The Herostratic criminal targets a publicly valued symbol, an important person, or multiple people. To gather celebrity, in scholars' view, they require media coverage; in one instance, the antitechnology terrorist Ted Kaczynski pledged to halt his bombing campaign if the New York Times and Washington Post published his manifesto. Driven by an urge to appear in the newspapers and to a far lesser extent by his anarchist leanings, Luigi Lucheni assassinated the Austrian empress Elisabeth, and during the trial that followed, he acted theatrically and vaingloriously and "blew star's kisses to the audience". The attorney general made the case for forever wiping out his name. (Note: American writer Mark Twain writes about Lucheni and his motives, "When he saw his photograph and said, 'I shall be celebrated,' he laid bare the impulse that prompted him. It was a mere hunger for notoriety. There is another confessed case of the kind which is as old as history—the burning of the temple of Ephesus.") Similarly, Arthur Bremer, desperate for stardom, shot Alabama governor George Wallace in 1972. To him, the choice of victim depended on how much coverage he thought their assassination would garner. All these Herostratic criminals suffered a troubled past; Lucheni writes that his childhood was deprived of love, and Kaczynski, among other things, faced academic pressure from his parents and trauma from a harrowing college experiment. But this should not imply that no other factors led them to criminality.

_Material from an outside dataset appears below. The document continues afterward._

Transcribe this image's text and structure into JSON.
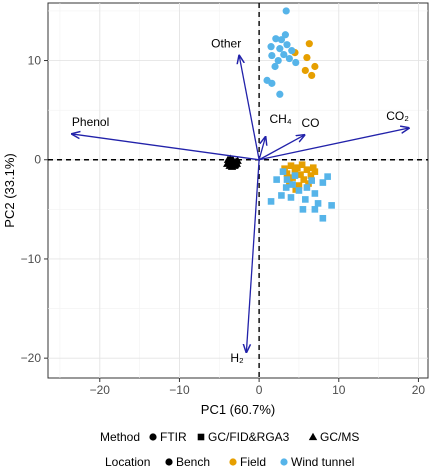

Following September 11, numerous writers brought up Herostratus' name. Many of them understood the World Trade Center's destruction, a potent symbol of the United States, as a venture for immortality akin to the Artemision's demolition. And in what Borowitz deems a tool of self-aggrandizement, Osama bin Laden recorded a video of himself celebrating the terrorist attacks. A contemporary commentator wrote: "[The] highlighting of terrorism in mass media is a trigger for the Herostratus phenomenon. Every showing of a shop's explosion, mass murder and falling skyscrapers gives birth to more and more terrorists." The arson has also been paralleled with the Taliban's destruction of Buddhas in Afghanistan.

Philosopher Geoffrey Scarre considers Herostratus to discuss whether posthumous events can make one's life more significant. While noting that he did realize his dream, to secure fame, and thus his meaningless life seemingly gained meaning, Scarre concludes that the arson did not enrich Herostratus' life since "what is remembered about [him] is the pointless stupidity of the man and his project. If his was a strategy for evading absurdity, it was self-defeating in its own absurdity".